Un ventanal enorme de cuarzo cristalino
partía por delante la unidad del metal. La Nave
sus pupilas abría al campo más remoto que soñar
se podía. Los wit, acobardados, retuvieron el paso
y tampoco los kros siguieron demasiado. Los falux
temblaban en manos de los niños y sólo el ruido
de su fuego se oía. La cámara tenía distantes
las paredes y grandes los espacios, pero infundía
miedo. ¿Acaso no podía romperse su corteza?
El Navarca tenía ausentes los sentidos y grave
el ademán; anduvo por la sala hasta llegar al hierro
delante del cristal, azotea prendida del espacio.
Temblaba, y sus garfios asieron la baranda. A poco,
contuvo sus temores y volvió la cabeza, diciendo:
—Apagad los falux. Delante del espacio la luz
es un estorbo. Y venid todo lo cerca que el vértigo
os deje. También yo lo temía. La vida en las tinieblas
me ha curado en gran parte. Padres de las familias,
venid y estad conmigo, venid y ved conmigo
lo que mis ojos ven. Hermanos kros, sentaos.
Dijo, y calló; insatisfechos, los kros le contestaron:
—No apagues las luces. Ya sabes que nosotros
tememos las tinieblas. La luz nos es precisa.
—Meditad un momento. También yo he meditado.
Las tinieblas asustan porque en ellas no hay nada.
Lo que asusta es la nada. Se teme lo perdido,
lo que dejó vacíos nuestros mismos sentidos.

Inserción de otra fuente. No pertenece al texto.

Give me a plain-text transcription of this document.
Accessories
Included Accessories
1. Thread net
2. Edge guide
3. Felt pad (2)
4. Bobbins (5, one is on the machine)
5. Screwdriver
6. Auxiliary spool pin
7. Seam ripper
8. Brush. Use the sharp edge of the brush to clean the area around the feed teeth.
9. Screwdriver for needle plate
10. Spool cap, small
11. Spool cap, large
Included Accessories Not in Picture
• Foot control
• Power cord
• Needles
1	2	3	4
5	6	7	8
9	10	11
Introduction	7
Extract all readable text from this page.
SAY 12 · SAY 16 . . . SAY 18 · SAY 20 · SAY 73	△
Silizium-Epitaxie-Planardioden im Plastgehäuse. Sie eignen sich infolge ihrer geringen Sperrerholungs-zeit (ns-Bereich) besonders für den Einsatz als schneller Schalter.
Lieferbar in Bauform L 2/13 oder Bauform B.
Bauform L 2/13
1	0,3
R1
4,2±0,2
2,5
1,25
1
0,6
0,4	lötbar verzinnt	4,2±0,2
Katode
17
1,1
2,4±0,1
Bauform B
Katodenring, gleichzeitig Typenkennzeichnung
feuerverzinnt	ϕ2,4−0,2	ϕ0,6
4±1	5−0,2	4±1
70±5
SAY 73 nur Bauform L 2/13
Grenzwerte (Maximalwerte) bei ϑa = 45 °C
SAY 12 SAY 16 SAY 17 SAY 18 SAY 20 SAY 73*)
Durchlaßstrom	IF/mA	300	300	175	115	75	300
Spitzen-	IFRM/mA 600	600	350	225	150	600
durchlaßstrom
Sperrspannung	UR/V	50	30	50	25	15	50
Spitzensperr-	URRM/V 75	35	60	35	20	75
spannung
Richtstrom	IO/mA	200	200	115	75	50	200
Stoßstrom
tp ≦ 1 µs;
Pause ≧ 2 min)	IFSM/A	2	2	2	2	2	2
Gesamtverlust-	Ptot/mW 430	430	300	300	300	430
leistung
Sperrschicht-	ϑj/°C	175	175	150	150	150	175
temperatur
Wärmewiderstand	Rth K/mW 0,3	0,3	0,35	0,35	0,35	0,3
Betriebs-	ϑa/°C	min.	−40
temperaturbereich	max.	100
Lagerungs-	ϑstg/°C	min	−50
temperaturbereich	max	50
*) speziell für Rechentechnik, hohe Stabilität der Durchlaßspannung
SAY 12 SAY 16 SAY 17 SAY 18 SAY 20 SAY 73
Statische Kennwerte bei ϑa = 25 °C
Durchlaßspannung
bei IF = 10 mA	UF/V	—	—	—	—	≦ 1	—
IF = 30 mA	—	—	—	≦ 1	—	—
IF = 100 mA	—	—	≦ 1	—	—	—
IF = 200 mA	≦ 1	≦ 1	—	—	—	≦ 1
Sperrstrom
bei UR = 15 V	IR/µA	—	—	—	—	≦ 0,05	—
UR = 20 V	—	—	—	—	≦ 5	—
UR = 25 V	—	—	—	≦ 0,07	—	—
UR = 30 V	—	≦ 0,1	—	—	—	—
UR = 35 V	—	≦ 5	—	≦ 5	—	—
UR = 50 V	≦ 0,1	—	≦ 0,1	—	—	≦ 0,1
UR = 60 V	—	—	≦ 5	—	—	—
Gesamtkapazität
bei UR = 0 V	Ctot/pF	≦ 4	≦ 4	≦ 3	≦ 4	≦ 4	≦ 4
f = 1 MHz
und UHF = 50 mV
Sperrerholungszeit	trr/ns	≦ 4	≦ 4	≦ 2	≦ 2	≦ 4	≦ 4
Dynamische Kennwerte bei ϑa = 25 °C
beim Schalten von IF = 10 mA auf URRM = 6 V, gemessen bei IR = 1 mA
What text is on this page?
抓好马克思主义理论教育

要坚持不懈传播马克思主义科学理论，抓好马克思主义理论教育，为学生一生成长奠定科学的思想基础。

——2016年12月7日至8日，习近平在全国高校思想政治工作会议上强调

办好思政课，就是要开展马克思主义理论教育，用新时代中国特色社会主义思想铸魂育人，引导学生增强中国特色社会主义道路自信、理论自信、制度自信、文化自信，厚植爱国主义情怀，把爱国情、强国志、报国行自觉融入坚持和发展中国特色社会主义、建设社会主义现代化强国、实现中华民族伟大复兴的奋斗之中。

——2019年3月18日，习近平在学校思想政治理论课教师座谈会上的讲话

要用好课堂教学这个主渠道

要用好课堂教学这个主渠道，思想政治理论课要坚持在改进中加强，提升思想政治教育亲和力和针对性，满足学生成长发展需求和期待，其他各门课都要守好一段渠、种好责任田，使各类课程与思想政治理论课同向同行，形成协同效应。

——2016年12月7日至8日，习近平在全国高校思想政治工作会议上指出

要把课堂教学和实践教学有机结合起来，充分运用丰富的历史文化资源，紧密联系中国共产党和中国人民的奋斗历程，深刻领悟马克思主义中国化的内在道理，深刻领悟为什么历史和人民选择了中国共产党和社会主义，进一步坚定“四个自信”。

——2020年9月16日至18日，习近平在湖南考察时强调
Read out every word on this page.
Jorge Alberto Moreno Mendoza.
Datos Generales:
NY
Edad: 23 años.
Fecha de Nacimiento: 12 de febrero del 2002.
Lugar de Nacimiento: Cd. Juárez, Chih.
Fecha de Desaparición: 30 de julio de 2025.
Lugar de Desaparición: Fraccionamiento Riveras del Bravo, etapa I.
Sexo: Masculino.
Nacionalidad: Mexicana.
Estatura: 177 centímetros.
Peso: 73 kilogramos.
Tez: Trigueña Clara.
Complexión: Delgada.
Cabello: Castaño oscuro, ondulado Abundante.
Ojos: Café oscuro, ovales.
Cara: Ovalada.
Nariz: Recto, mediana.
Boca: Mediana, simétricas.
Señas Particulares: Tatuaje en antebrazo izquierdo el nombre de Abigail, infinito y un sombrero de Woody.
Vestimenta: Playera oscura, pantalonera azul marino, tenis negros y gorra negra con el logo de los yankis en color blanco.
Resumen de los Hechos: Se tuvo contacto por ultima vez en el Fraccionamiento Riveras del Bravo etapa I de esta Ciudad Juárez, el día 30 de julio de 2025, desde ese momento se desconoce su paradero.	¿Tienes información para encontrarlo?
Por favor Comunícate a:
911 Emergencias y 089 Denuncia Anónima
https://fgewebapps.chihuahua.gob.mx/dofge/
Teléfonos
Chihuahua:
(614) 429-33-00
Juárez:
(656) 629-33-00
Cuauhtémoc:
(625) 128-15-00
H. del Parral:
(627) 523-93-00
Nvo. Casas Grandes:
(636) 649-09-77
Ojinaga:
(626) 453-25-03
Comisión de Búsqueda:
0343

Es justo el pensamiento, mas falsa la razón.
Si las tinieblas fueran un acto voluntario
lo mismo que la luz, ¿sería el miedo vuestro un acto
razonado? Temed las tinieblas eternas, irremediables;
pero amad las necesarias, las que nos dejan solos
con nuestro entendimiento. Yo digo: «apagad»,
y las tinieblas vienen; pero digo: «encended»,
y las tinieblas huyen. ¿Por qué temer entonces?
Dijo, y calló, sin que, asombrado, ninguno contestara.
Los niños ciñeron las capuchas, y los falux
cesaron en su luz. Rodaron las tinieblas por la
callada estancia. A poco, un grito de sorpresa
corrió de boca en boca: los grandes ventanales
parecían un negro terciopelo sembrado de fulgores.
¡Se veía más allá de la Nave! ¡Existían estrellas!
Y la Nave estaba siendo apenas un sombra lanzada
por el hombre camino de los puntos brillantes
del espacio. Y una estrella brillaba por encima
de todas. Una estrella no más grande que un dedo,
pero con una luz difusa que recortaba enteras
las siluetas de todos los humanos testigos.
—Verdaderamente tú eres, Shim, el mensajero
del Señor de los Símbolos. Lo dijo: «Se anunciará
con la Gran Luz y la Luz lo llevará. Será
un hombre diferente, que morirá por salvarnos.»
Y tengo miedo, Shim. Vuelve al pasado, déjanos solos.
Hablaba Ylus, el padre de los Símbolos,
de emociones transido. Y dijo Shim Navarca:
—Es preciso que el destino se cumpla. A vosotros
os digo que ésta es la verdad. Lo que el Libro
cantó para vosotros, las estrellas repiten:
la Nave es solamente una morada humana camino
de esas luces, llamadas «las estrellas». La Nave
es una máquina perdida en el espacio. ¿Para siempre?
No lo sabremos nosotros, ni quizá nuestros hijos;
pero el hombre no rinde jamás su voluntad.
Algún día, esa estrella, o un mundo, o la Tierra,
se acercará a nosotros. Se abrirán las compuertas
y el largo viaje habrá terminado. Soñad conmigo.
Soñad frente al espacio. Soñad que recobramos
el mando de la Nave, que un ritmo de venturas
cadencia nuestro andar. O si queréis, mejor,
callad. Callad y ved conmigo los mundos del espacio.